Por O Mílite Em Conhecendo Maria

São Maximiliano está vivo!

“Desejo consumar-me até ao íntimo ao serviço da Imaculada, desaparecer sem deixar traços, e que as minhas cinzas possam espalhar-se aos quatro ventos...”




Aquele pó e aquelas cinzas que o vento segurava em 15 de agosto de 1941 ainda estão repetindo: “Ó Maria, concebida sem pecado, rogai por nós que recorremos a Vós”. Mas para São Maximiliano Kolbe a missão não está terminada ainda. Existem erros demais, divisões demais, cinismos demais, ódio demais e guerras demais. Há pecados demais que gritam por vingança: abortos demais, violências demais, eutanásias demais. Por isso, o mal parece que triunfa. O que falar, então destas sedes que negam Maria, a sua altíssima missão, e que chegam até a blasfemar sobre Ela, a brincar com a sua virgindade e a sua pureza?

Frei Kolbe fala: aos religiosos, aos sacerdotes, a todos aqueles que se consagram a Imaculada segundo o seu espírito. E disse a eles: levem Maria, façam-na conhecer, façam-na mais amada. Fala às Missionárias da Imaculada, aos Voluntários da Imaculada e a todos os membros do grande movimento mariano-kolbiano: Maria reine em toda a Itália, na América Latina, em Luxemburgo, nos Estados Unidos, na África e na Ásia, no mundo inteiro.

Maria espera ser conhecida em toda a sua beleza, em toda a sua bondade, em toda a sua santidade. Será que podemos dizer que já fizermos tudo que está dentro das nossas possibilidades, de não ter descuidado de nada, de ter feito cada coisa do melhor modo e de não poder dar “um passo a mais”? Penso que não; Mas também se tivesse alguém que com toda a sinceridade pudesse afirmar isto, pois bem, deve desejar, como Frei Kolbe, que outros o superem no zelo, para depois superá-los de novo, em uma nobre competição. De fato, ele dizia: “Não se trata do fato que eu ou ele ou um outro ainda possa fazer algo mais pela causa da Imaculada, mas que seja realizado o máximo possível, que o mais rápido possível Ela tome posse de modo perfeito de cada alma, viva nela, opere, ame o Coração divino, o Amor divino. Deus mesmo. Em uma palavra, se trata de intensificar de modo ilimitado e sempre mais intenso o amor da criatura ao Criador” (Escrito 647).

“Só o amor constrói”, tinha repetido muitas e muitas vezes Padre Kolbe, durante a sua breve e longa vida. “Só o amor constrói”, repetia a todos quantos se aproximavam. É esta a expressão que, como lâmpada, ilumina toda a sua vida. Foi este ideal superior, este dever primordial de cada cristão autêntico, que lhe fez superar a crueldade e a violência da sua tremenda prova com o expedido testemunho do seu amor fraterno e do perdão concedido aos perseguidores.

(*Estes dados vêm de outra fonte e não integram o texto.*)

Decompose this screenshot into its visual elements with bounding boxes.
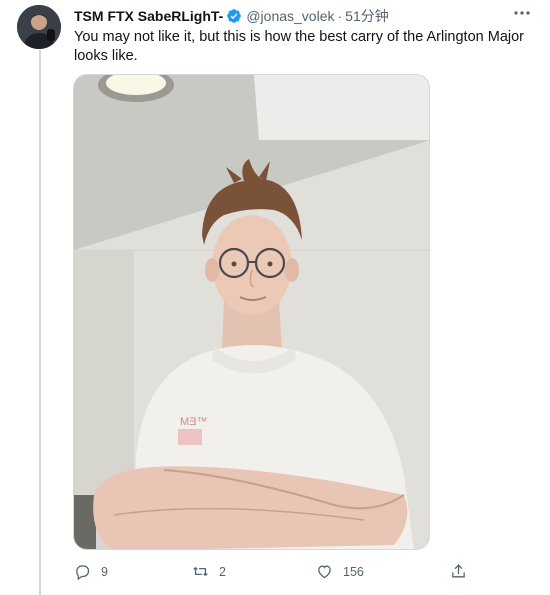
reply-count: 9 <box>101 564 108 579</box>
tweet-actions: 9 2 156 <box>74 563 474 583</box>
svg-text:MƎ™: MƎ™ <box>180 416 208 428</box>
retweet-button[interactable]: 2 <box>192 563 226 580</box>
thread-line <box>39 50 41 595</box>
avatar[interactable] <box>17 5 61 49</box>
verified-icon <box>226 8 242 24</box>
reply-button[interactable]: 9 <box>74 563 108 580</box>
like-count: 156 <box>343 564 364 579</box>
author-name[interactable]: TSM FTX SabeRLighT- <box>74 8 223 24</box>
like-button[interactable]: 156 <box>316 563 364 580</box>
share-button[interactable] <box>450 563 467 580</box>
tweet-text: You may not like it, but this is how the… <box>74 29 524 64</box>
tweet-header: TSM FTX SabeRLighT- @jonas_volek · 51分钟 <box>74 6 389 26</box>
tweet-timestamp[interactable]: 51分钟 <box>345 6 389 26</box>
tweet-photo[interactable]: MƎ™ <box>73 74 430 550</box>
retweet-icon <box>193 567 208 576</box>
like-icon <box>318 565 331 579</box>
separator-dot: · <box>337 8 343 24</box>
author-handle[interactable]: @jonas_volek <box>246 8 334 24</box>
retweet-count: 2 <box>219 564 226 579</box>
reply-icon <box>76 565 90 580</box>
photo-illustration: MƎ™ <box>74 75 429 549</box>
share-icon <box>452 564 465 578</box>
more-icon[interactable] <box>512 6 532 20</box>
avatar-image <box>17 5 61 49</box>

Possam o exemplo e a ajuda de Padre Maximiliano conduzir também a nós ao verdadeiro e desinteressado amor cristão por todos os irmãos, num mundo no qual o ódio e a vingança não cessam de dilacerar a convivência humana”.

Somente assim, operando todos unidos na vinha do Senhor, podemos crer que o mundo inteiro será transformado, porque Deus reviverá no homem, triunfando sobre o erro e sobre o pecado, apressando o advento definitivo do seu Reino de amor.